Now, the Harness no longer resides in the container. It calls the container just like calling any tool: execute(name, input) → string.
From now on, the container becomes "livestock", and even the Harness itself becomes "livestock".
Session as a log: Breaking the shackles of the context window
Long - cycle tasks often exceed the AI's context window. Managed Agents propose a brilliant solution: The session is not a window but a log.
Through external storage, on - demand interrogation, and framework conversion, they successfully break through the context limit.
Resourceful: The cluster effect of multiple brains and multiple hands
The ultimate benefit of this decoupling is scalability. Now, since the brain and hands are separated, the execute() function is only called to allocate containers when the AI really needs to perform an action.
The result is amazing: the p50 TTFT drops by about 60%, and the p95 drops by more than 90%.
In addition, Claude can now perform inferences on multiple execution environments simultaneously and decide which "hand" to send the task to.
Security isolation, completely solving the private key leakage problem
Managed Agents completely solve the problem of private key leakage. In the coupled design, the code runs next to sensitive information.

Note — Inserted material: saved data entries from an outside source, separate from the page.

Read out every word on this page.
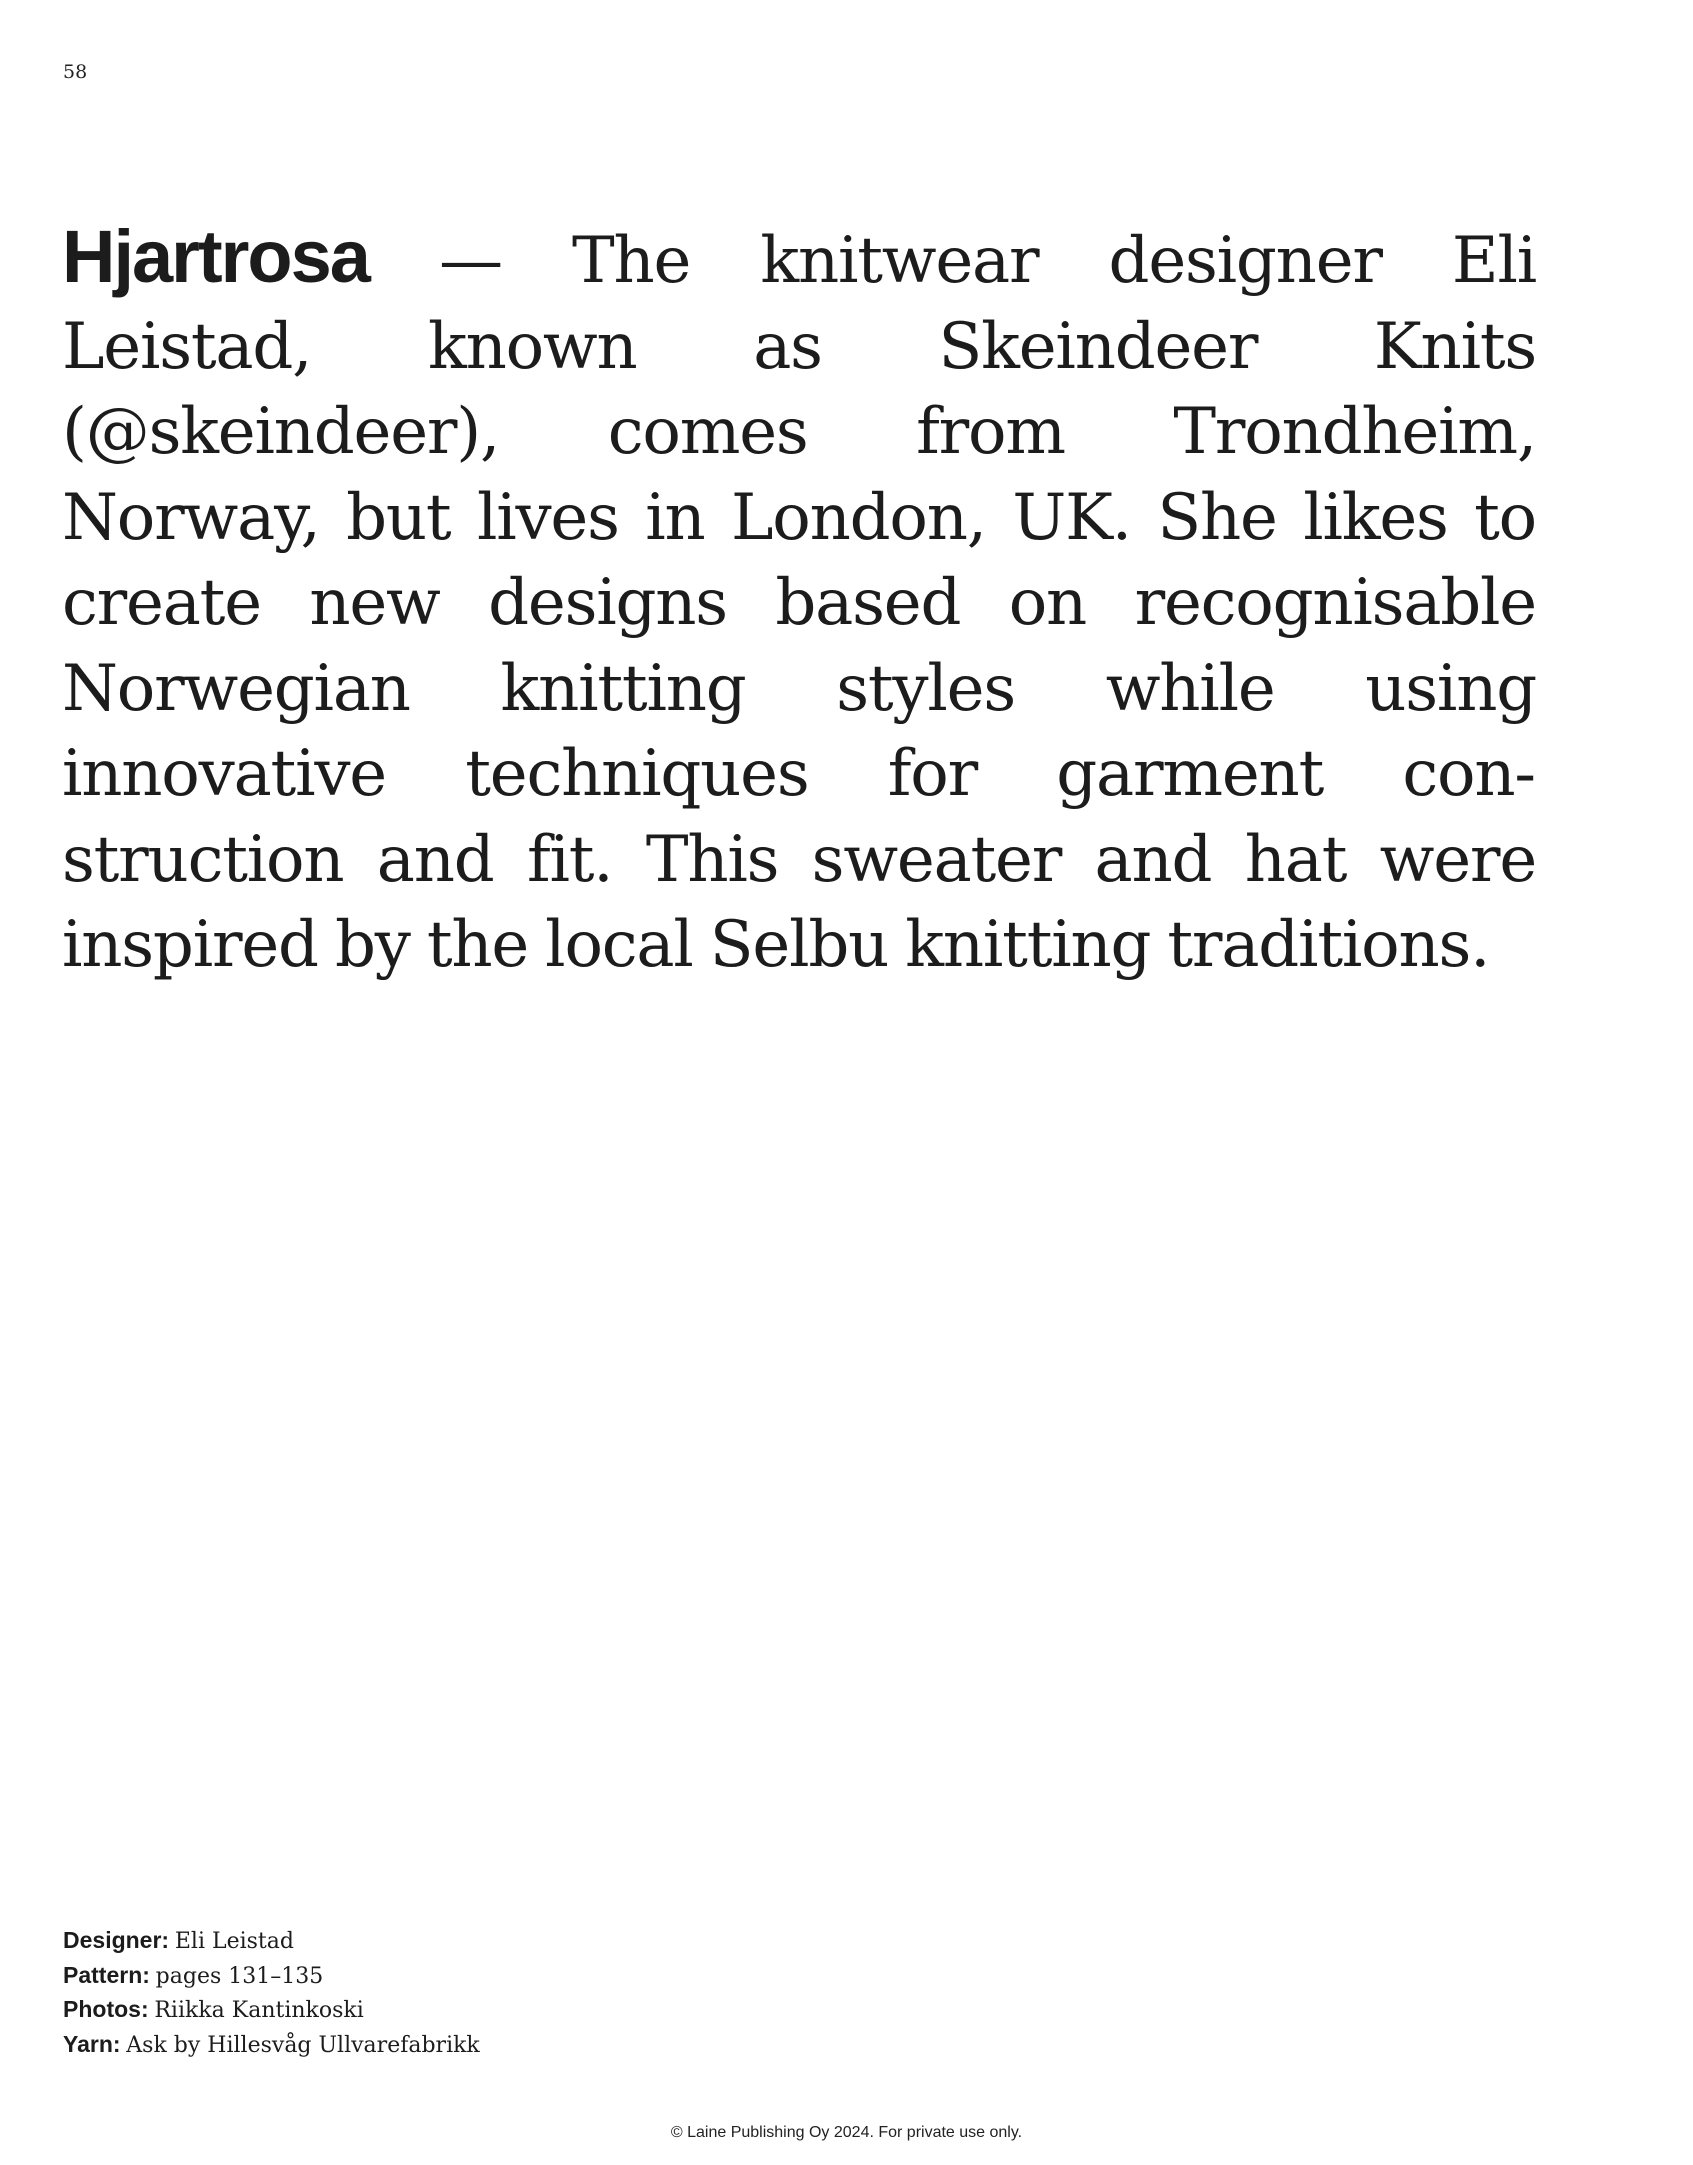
58

Hjartrosa — The knitwear designer Eli Leistad, known as Skeindeer Knits (@skeindeer), comes from Trondheim, Norway, but lives in London, UK. She likes to create new designs based on recognisable Norwegian knitting styles while using innovative techniques for garment construction and fit. This sweater and hat were inspired by the local Selbu knitting traditions.

Designer: Eli Leistad
Pattern: pages 131–135
Photos: Riikka Kantinkoski
Yarn: Ask by Hillesvåg Ullvarefabrikk
© Laine Publishing Oy 2024. For private use only.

However, in Managed Agents, Tokens are always stored in a secure vault outside the sandbox. The AI only needs to initiate a call through the agent and doesn't even see those keys.
This structural isolation makes Prompt Injection attacks lose their physical targets.
Hermes is booming, upgrading itself while working
If most AI agents are like "forget - after - work" employees, Hermes Agent is more like an experienced employee who can review, take notes, and get stronger with use.